REFLECTING IN AUCKLAND


I can’t even believe we’re getting ready to wrap up the year. Around this time of year, I always find myself in a reflective mood. My mind is a constant flow of thoughts and questions, some which remain unanswered. If you’re in the same boat, I would really suggest talking it out with your best friend perhaps over hot cocoa, or just write. I like to think I’m really lucky because I have some of the best friends in the world. We talk about anything and everything, all that’s in between. Whether it be something silly like explaining what the latest meme means, or something as deep as how extraordinary the galaxy is and how there are galaxies beyond us humans have yet to discover. It’s magical and unreal. As I reflect on my life, I like to remind myself what one of my best friends told me: our galaxy is only one drop in the ocean. That will forever blow my mind. Life is way too short. What’s important to you? Make time for it. Name your top 3 dream destinations. GO THERE. Do something big. Help people. Inspire people. At any time in your life can you decide that today is the day.

One of the best ways for me to reflect is to be on my own. Traveling alone has allowed me to open up to people. It allows me to test myself, question my weaknesses, and turn them into a life lesson or something to be proud of. Being an introvert, I’m forced to break out of my comfort zone and adapt. One thing you might not know about me is that I was terrible when it came to navigating my way around – not just on foreign land, but even in my own hometown. One of my greatest accomplishments is getting over the fear of being lost. I’ve turned it into something to be excited about. Getting lost in Auckland? Check! And it was awesome. I’ve not run into one grumpy person in this whole city and though some are telling me that locals are always kind to tourists, I like to let myself believe that people are just genuinely kind. That’s it. And it’s a beautiful thing.

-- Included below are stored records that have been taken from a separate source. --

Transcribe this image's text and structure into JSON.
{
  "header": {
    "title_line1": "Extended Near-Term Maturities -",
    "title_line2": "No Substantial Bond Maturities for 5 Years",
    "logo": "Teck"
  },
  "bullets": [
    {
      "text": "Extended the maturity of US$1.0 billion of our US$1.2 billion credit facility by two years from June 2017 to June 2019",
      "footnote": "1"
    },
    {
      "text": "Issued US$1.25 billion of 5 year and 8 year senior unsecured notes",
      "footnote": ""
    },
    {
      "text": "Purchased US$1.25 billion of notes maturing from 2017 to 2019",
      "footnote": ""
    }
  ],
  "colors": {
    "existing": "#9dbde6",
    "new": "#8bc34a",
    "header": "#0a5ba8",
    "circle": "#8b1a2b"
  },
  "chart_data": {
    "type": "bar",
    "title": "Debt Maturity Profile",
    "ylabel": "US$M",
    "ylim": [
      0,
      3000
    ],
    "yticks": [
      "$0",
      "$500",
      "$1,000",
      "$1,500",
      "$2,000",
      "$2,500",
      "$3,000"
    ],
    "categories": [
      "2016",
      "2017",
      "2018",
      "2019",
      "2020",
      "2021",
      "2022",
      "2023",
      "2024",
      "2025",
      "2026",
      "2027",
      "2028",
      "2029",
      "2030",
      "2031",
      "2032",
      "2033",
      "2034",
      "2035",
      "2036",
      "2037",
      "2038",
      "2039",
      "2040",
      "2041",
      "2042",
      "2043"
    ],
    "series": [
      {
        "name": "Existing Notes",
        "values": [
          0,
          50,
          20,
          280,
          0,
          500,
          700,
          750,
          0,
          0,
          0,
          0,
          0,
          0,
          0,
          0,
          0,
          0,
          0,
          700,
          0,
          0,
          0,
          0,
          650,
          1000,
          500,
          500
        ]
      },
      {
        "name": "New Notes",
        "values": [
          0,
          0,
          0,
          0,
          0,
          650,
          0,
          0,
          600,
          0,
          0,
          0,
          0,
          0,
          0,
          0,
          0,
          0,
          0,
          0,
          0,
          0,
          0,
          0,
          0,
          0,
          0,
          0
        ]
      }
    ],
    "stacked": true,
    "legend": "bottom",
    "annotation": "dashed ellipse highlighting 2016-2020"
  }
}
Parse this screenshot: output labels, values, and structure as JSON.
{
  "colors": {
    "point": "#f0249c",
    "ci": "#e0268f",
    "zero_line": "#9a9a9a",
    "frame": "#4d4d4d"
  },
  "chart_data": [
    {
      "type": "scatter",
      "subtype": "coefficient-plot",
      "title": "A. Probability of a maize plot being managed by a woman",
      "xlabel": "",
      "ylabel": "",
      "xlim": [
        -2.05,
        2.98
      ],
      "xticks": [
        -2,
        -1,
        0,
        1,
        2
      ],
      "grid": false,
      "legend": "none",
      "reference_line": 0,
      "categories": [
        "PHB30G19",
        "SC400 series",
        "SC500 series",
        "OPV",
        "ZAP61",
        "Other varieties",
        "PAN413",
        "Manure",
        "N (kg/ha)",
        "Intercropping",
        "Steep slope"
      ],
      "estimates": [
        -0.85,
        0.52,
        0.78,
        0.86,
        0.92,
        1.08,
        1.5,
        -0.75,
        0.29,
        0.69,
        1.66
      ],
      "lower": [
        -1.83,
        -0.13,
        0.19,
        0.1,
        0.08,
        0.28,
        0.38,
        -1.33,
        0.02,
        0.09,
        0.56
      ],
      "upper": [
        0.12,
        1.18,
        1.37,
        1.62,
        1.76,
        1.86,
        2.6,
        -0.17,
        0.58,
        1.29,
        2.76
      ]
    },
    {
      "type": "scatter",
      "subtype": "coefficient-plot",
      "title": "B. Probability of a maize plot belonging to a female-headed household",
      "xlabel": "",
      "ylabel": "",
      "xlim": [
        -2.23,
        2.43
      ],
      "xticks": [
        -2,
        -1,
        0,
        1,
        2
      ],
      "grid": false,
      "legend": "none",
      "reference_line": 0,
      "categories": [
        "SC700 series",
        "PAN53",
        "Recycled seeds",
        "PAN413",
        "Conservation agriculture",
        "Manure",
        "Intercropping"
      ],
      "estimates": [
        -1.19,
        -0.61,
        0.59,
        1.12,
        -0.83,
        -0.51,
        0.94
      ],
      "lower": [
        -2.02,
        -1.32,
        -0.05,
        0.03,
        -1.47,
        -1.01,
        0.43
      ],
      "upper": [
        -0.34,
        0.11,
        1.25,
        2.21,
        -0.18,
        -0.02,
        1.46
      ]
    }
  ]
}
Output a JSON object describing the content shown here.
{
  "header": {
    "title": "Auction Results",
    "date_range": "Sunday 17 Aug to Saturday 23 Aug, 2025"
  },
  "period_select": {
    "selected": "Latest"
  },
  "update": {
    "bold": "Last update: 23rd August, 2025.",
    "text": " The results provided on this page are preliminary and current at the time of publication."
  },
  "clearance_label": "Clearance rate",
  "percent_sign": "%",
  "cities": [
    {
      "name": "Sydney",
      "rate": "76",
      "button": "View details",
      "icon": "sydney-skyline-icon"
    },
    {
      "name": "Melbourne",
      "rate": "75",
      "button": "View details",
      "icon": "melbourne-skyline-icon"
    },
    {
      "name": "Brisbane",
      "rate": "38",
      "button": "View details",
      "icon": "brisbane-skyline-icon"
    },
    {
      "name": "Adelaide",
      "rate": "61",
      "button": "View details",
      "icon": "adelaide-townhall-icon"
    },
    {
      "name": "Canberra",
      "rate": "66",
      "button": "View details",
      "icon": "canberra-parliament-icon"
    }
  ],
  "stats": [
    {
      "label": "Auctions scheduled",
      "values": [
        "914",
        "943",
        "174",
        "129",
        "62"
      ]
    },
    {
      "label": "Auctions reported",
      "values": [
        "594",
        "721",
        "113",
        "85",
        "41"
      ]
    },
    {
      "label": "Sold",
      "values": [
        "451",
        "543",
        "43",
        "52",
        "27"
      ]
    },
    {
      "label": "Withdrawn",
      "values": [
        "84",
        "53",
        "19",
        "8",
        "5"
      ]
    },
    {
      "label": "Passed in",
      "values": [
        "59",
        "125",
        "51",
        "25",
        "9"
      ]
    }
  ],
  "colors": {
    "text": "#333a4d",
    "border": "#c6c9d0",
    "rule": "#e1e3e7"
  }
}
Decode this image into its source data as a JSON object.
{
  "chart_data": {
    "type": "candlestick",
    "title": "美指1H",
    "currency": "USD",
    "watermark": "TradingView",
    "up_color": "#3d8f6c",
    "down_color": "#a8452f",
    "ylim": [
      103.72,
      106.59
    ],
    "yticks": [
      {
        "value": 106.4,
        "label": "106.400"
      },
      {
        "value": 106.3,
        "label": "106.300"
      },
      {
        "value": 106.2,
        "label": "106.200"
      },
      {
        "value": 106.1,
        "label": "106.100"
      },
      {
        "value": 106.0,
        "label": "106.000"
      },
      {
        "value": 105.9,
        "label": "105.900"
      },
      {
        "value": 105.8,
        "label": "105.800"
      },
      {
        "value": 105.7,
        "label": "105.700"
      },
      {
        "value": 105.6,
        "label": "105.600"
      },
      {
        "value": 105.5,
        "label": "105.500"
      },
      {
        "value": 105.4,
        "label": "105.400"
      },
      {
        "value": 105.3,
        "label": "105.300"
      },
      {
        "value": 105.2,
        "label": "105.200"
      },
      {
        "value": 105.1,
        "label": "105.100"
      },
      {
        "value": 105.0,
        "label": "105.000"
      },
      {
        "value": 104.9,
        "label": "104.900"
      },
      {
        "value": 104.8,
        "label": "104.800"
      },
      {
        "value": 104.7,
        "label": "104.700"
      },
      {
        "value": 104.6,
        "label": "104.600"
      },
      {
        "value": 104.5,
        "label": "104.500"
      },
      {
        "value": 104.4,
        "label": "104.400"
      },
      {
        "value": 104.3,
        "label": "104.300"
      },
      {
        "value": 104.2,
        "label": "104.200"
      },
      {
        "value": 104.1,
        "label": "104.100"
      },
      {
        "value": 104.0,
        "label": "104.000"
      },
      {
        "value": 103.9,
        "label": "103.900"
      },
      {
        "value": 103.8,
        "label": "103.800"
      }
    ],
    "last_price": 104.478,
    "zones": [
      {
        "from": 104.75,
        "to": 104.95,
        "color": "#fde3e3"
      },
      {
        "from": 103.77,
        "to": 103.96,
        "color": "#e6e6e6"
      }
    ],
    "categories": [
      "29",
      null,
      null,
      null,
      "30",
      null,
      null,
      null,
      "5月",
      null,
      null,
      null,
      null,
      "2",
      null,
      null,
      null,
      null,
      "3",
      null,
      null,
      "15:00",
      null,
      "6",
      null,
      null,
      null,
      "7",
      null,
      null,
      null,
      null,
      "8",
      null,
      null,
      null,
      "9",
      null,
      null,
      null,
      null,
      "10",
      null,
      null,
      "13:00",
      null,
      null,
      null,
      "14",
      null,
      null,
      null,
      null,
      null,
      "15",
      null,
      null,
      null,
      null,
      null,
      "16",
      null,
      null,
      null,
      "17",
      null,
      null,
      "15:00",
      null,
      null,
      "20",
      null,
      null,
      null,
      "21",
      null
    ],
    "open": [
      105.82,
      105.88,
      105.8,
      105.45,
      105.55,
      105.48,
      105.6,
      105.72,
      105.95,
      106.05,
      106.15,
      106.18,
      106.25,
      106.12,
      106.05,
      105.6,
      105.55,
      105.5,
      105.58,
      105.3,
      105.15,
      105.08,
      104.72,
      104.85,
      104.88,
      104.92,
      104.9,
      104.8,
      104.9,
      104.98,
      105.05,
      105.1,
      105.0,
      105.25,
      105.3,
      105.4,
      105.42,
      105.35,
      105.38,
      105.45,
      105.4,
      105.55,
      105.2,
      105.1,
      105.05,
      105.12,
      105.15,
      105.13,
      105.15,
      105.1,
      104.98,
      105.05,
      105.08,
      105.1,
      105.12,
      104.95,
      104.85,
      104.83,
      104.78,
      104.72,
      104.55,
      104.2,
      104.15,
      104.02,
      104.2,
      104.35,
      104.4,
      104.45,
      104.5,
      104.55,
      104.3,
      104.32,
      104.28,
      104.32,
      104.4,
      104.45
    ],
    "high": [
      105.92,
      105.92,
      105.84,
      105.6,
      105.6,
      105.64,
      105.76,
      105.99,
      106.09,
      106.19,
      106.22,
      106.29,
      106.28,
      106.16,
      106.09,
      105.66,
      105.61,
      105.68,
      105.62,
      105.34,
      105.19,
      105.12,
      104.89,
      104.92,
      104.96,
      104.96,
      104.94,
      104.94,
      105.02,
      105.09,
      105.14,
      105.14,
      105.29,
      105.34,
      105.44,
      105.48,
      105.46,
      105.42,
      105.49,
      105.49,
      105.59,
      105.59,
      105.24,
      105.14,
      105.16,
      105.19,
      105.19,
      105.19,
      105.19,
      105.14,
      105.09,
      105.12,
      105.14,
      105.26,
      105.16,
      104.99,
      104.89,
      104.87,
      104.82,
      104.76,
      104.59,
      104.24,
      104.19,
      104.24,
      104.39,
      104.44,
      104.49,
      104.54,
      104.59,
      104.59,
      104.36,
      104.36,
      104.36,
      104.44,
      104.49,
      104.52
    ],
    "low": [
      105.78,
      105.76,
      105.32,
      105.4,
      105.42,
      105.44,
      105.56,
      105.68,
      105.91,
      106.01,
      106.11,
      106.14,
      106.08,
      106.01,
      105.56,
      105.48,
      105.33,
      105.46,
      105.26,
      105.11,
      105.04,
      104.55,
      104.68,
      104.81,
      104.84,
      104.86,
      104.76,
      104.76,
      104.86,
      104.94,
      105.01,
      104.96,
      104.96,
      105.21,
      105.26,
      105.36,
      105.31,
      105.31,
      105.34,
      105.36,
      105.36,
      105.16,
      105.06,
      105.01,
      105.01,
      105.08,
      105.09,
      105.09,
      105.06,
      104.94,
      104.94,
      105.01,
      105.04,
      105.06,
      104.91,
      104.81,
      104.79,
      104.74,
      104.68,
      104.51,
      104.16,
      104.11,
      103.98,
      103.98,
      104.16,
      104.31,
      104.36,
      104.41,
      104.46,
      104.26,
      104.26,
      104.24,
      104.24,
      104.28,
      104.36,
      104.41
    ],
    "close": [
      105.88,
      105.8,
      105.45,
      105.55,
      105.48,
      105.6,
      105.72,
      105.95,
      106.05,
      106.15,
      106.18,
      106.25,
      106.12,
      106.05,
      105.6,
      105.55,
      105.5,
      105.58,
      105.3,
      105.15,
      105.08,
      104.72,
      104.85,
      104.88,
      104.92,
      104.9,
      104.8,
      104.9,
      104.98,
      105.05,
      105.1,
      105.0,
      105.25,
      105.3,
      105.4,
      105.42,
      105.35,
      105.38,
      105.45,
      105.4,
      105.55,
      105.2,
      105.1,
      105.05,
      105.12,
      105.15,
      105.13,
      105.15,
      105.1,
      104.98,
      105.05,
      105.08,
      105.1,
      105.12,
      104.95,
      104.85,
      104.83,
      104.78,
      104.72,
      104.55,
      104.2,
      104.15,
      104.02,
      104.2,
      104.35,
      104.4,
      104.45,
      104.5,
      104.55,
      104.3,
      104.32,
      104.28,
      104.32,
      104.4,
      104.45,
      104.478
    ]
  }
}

I’m sitting in an eatery/grocer/flower shop in Auckland right now called Scarecrow. I’m writing on my phone because I couldn’t be bothered lugging around my laptop when I knew I would hardly even touch it. Jazz music is playing, blended in the sounds of clinking glass, and city traffic. To my right is a large window, letting in natural light and despite the cold summer rain, I am happy. Despite being alone in an unfamiliar place, I am happy. Despite my empty glass of iced tea, I am happy. Despite today being my last full day in the gorgeous country of New Zealand, I am happy. I am happy, grateful, appreciative of all the people I have encountered. I’m leaving with some of my favorite memories with a friend of five years I never met until a few days ago, new friends I’ll have to reach out to not only in NZ but in Ireland and Korea too!, new ink that I’m obsessed with, and Marmite crossed off my very touristy list of eats.

I’ve become keen (kiwi slang!! I’m leaving with that too!)  with writing while I’m out and about, particularly in coffeeshops with great music. My posts so far have been just my brain to fingertip action, not much planning involved at all, but I really do plan on sharing some of my tips and tricks with traveling solo. It’s something I really feel passionate about and something I would highly encourage anyone and everyone do at least once in their lives. So that might be coming up soon! For now, I hope this is okay. If you read this, I love you and I hope you have the best day ever.